Multiple and varied predictors of poor outcome have been identified in moderate TBI. In one study, age over 45 years, delayed initiation of enteral feeding and pneumonia were associated with greater length of stay and with cognitive-behavioral and functional long-term disability [26]. In another study with prospective evaluation at 6 months, poor outcome was associated basal skull fracture, traumatic subarachnoid hemorrhage, subdural hematoma, coagulopathy, lower GCS score and lesion type on CT scan according to a European modification of Marshall’s classification [34]. In a prospective multicenter Italian study of 315 patients with moderate TBI, the factors associated with poor outcome were early seizures and medical complications in the group of patients with GCS 11–13 and a score ≤4 points in motor component of GCS among patients with GCS 9–10 [35].

Prognostic models such as IMPACT or CRASH have been extensively validated and apply to patients with moderate TBI. The variables included in the calculators are clinical (age, GCS, pupil status, presence of hypoxia and hypotension), CT scan findings and certain laboratory parameters such as glucose and hemoglobin levels [101, 102]. The CRASH score also incorporates adjustment according to the specific country where the patient resides [101].

Certain biomarkers such as S100β protein, increase in blood and cerebrospinal fluid in response to injury and may have prognostic value [103]. Many studies have shown significant association between S100β levels and adverse outcome in moderate and severe TBI [103].

Two months after hospital discharge, the patient underwent multidisciplinary evaluation. Although he had a normal neurological examination, neuropsychological tests showed bradyphrenia, attention and memory deficits, and flat emotional response with abnormal social behavior.

Refining the Categorization of TBI Severity: A Proposal for a New Classification Scheme

It is clear that a highly variable and heterogeneous cohort of patients is included within the category of moderate TBI. Within this spectrum, there are patients (especially those with lower levels of alertness) who have a high possibility of harboring or developing intracranial lesions that may cause serious and potentially life-threatening consequences.

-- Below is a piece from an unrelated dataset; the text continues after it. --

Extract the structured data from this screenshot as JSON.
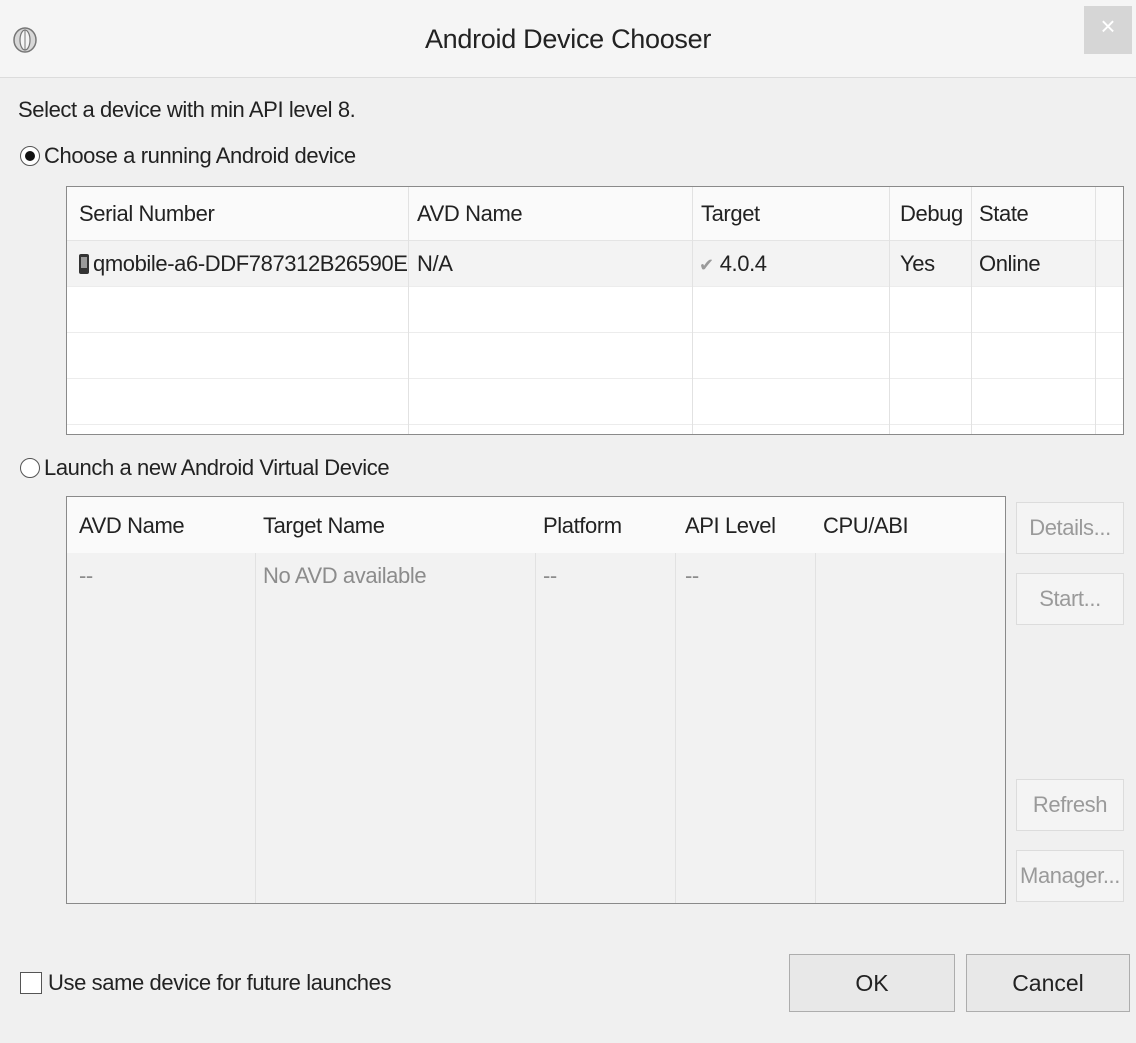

Thus, although most individuals survive the initial injury, the risks in these cases should not be underestimated. The death rate can reach 15 %, and the likelihood of neurological disability is considerable.

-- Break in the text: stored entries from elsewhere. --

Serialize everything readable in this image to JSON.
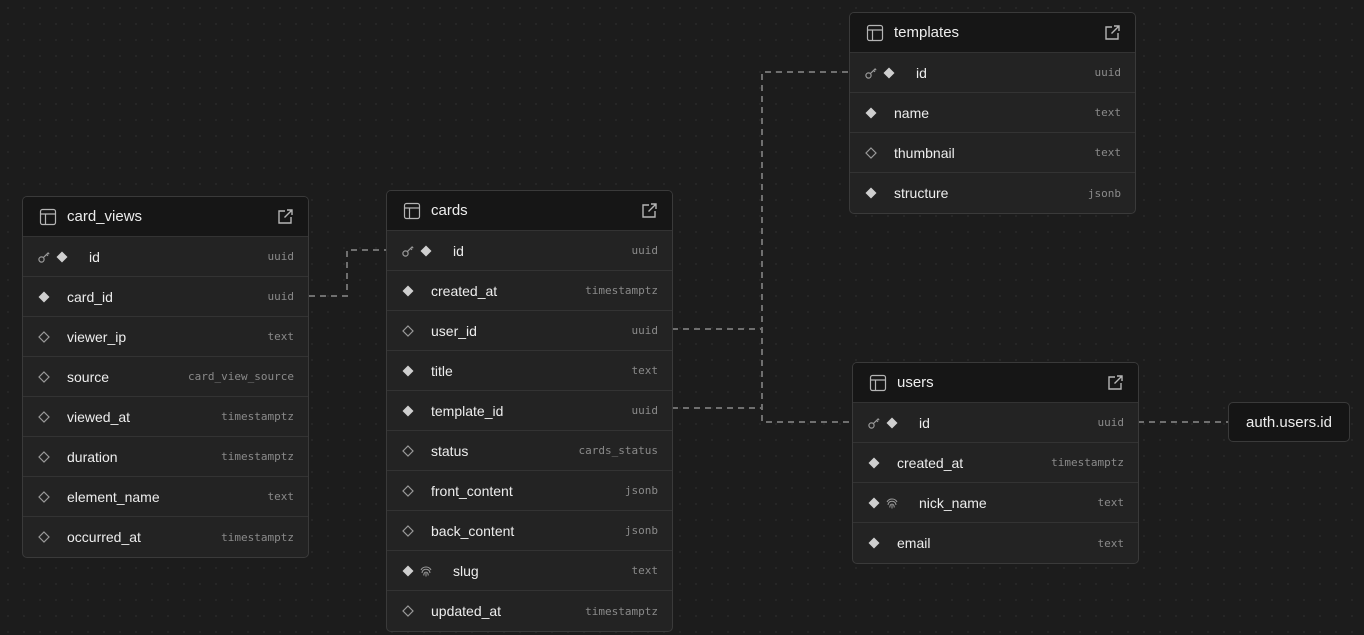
{
  "tables": [
    {
      "key": "card_views",
      "name": "card_views",
      "columns": [
        {
          "name": "id",
          "type": "uuid",
          "pk": true,
          "filled": true,
          "unique": false
        },
        {
          "name": "card_id",
          "type": "uuid",
          "pk": false,
          "filled": true,
          "unique": false
        },
        {
          "name": "viewer_ip",
          "type": "text",
          "pk": false,
          "filled": false,
          "unique": false
        },
        {
          "name": "source",
          "type": "card_view_source",
          "pk": false,
          "filled": false,
          "unique": false
        },
        {
          "name": "viewed_at",
          "type": "timestamptz",
          "pk": false,
          "filled": false,
          "unique": false
        },
        {
          "name": "duration",
          "type": "timestamptz",
          "pk": false,
          "filled": false,
          "unique": false
        },
        {
          "name": "element_name",
          "type": "text",
          "pk": false,
          "filled": false,
          "unique": false
        },
        {
          "name": "occurred_at",
          "type": "timestamptz",
          "pk": false,
          "filled": false,
          "unique": false
        }
      ]
    },
    {
      "key": "cards",
      "name": "cards",
      "columns": [
        {
          "name": "id",
          "type": "uuid",
          "pk": true,
          "filled": true,
          "unique": false
        },
        {
          "name": "created_at",
          "type": "timestamptz",
          "pk": false,
          "filled": true,
          "unique": false
        },
        {
          "name": "user_id",
          "type": "uuid",
          "pk": false,
          "filled": false,
          "unique": false
        },
        {
          "name": "title",
          "type": "text",
          "pk": false,
          "filled": true,
          "unique": false
        },
        {
          "name": "template_id",
          "type": "uuid",
          "pk": false,
          "filled": true,
          "unique": false
        },
        {
          "name": "status",
          "type": "cards_status",
          "pk": false,
          "filled": false,
          "unique": false
        },
        {
          "name": "front_content",
          "type": "jsonb",
          "pk": false,
          "filled": false,
          "unique": false
        },
        {
          "name": "back_content",
          "type": "jsonb",
          "pk": false,
          "filled": false,
          "unique": false
        },
        {
          "name": "slug",
          "type": "text",
          "pk": false,
          "filled": true,
          "unique": true
        },
        {
          "name": "updated_at",
          "type": "timestamptz",
          "pk": false,
          "filled": false,
          "unique": false
        }
      ]
    },
    {
      "key": "templates",
      "name": "templates",
      "columns": [
        {
          "name": "id",
          "type": "uuid",
          "pk": true,
          "filled": true,
          "unique": false
        },
        {
          "name": "name",
          "type": "text",
          "pk": false,
          "filled": true,
          "unique": false
        },
        {
          "name": "thumbnail",
          "type": "text",
          "pk": false,
          "filled": false,
          "unique": false
        },
        {
          "name": "structure",
          "type": "jsonb",
          "pk": false,
          "filled": true,
          "unique": false
        }
      ]
    },
    {
      "key": "users",
      "name": "users",
      "columns": [
        {
          "name": "id",
          "type": "uuid",
          "pk": true,
          "filled": true,
          "unique": false
        },
        {
          "name": "created_at",
          "type": "timestamptz",
          "pk": false,
          "filled": true,
          "unique": false
        },
        {
          "name": "nick_name",
          "type": "text",
          "pk": false,
          "filled": true,
          "unique": true
        },
        {
          "name": "email",
          "type": "text",
          "pk": false,
          "filled": true,
          "unique": false
        }
      ]
    }
  ],
  "external_ref": "auth.users.id",
  "colors": {
    "background": "#1c1c1c",
    "table_bg": "#232323",
    "header_bg": "#161616",
    "border": "#3a3a3a",
    "edge": "#6f6f6f",
    "text": "#ededed",
    "type_text": "#8a8a8a"
  }
}
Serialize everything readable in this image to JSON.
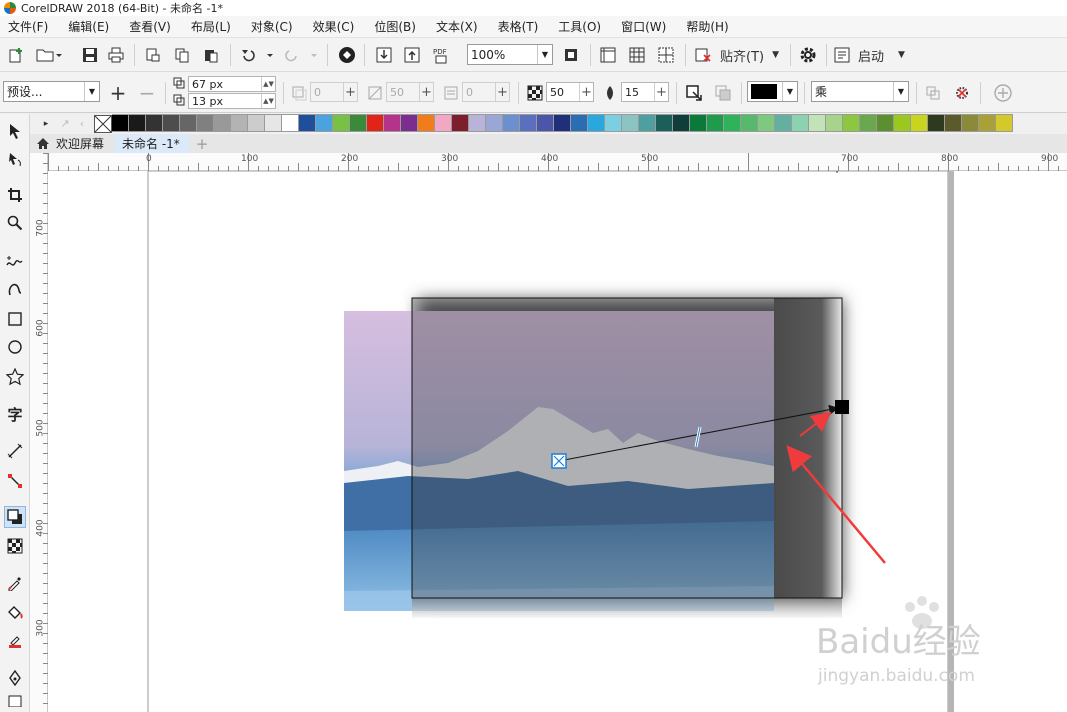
{
  "window": {
    "title": "CorelDRAW 2018 (64-Bit) - 未命名 -1*"
  },
  "menu": [
    "文件(F)",
    "编辑(E)",
    "查看(V)",
    "布局(L)",
    "对象(C)",
    "效果(C)",
    "位图(B)",
    "文本(X)",
    "表格(T)",
    "工具(O)",
    "窗口(W)",
    "帮助(H)"
  ],
  "toolbar": {
    "zoom": "100%",
    "snap_label": "贴齐(T)",
    "launch_label": "启动"
  },
  "propbar": {
    "preset": "预设...",
    "width": "67 px",
    "height": "13 px",
    "val1": "0",
    "val2": "50",
    "val3": "0",
    "opacity": "50",
    "feather": "15",
    "merge_mode": "乘",
    "shadow_color": "#000000"
  },
  "palette_colors": [
    "#000000",
    "#1a1a1a",
    "#333333",
    "#4d4d4d",
    "#666666",
    "#808080",
    "#999999",
    "#b3b3b3",
    "#cccccc",
    "#e6e6e6",
    "#ffffff",
    "#1d4f9c",
    "#4aa3df",
    "#79c142",
    "#3a8a3a",
    "#e2231a",
    "#b5338a",
    "#7b2e8e",
    "#f07d19",
    "#f2a7c3",
    "#7a1f2b",
    "#b8b3d9",
    "#9aa7d6",
    "#6c8fcf",
    "#5b6fbf",
    "#4c56a8",
    "#1f2f78",
    "#2b6db5",
    "#29a8e0",
    "#7ccfe0",
    "#8cc4c4",
    "#4e9f9f",
    "#1c5f5a",
    "#0f3d3a",
    "#0a7a3a",
    "#1e9b4b",
    "#2fb35a",
    "#57b96b",
    "#7fc87f",
    "#64b0a0",
    "#8cd1b0",
    "#c2e3b8",
    "#a6d48a",
    "#8dc63f",
    "#6aa84f",
    "#5c8f2f",
    "#9bc81e",
    "#c8d41e",
    "#2e3a1f",
    "#5a5a2a",
    "#8a8a3a",
    "#a9a136",
    "#d4c92a"
  ],
  "tabs": {
    "welcome": "欢迎屏幕",
    "document": "未命名 -1*"
  },
  "ruler": {
    "h": [
      "0",
      "100",
      "200",
      "300",
      "400",
      "500",
      "700",
      "800",
      "900"
    ],
    "v": [
      "700",
      "600",
      "500",
      "400",
      "300"
    ]
  },
  "watermark": {
    "brand": "Baidu经验",
    "url": "jingyan.baidu.com"
  }
}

Applying the term ‘‘moderate’’ to characterize patients with TBI who have alterations in the level of consciousness, but are not comatose, may be deceiving by conveying the impression that these injuries are not that serious and therefore do not need aggressive therapy. In fact, available evidence indicates that individuals with GCS scores of 9 and 10 share pathophysiology, lesion types, and prognosis similar to those with severe TBI [1, 2, 1214] [35]. Meanwhile, patients with GCS 11–13 can also have substantial risk of subsequent neurological deterioration, particularly if the initial CT scan is abnormal. Therefore, we propose revisiting the classification of TBI by incorporating patients with GCS 9–10 and abnormal CT scan into the severe TBI category and using the term ‘‘potentially severe TBI” to classify patients with GCS 9–10 and normal CT scan and those with GCS 11–13 with abnormal CT scan. The purpose of this reclassification and terminology change is to increase the sensitivity of the ‘’alarm signal’’ to avoid underestimating the severity of non-comatose but high risk patients Fig. 5.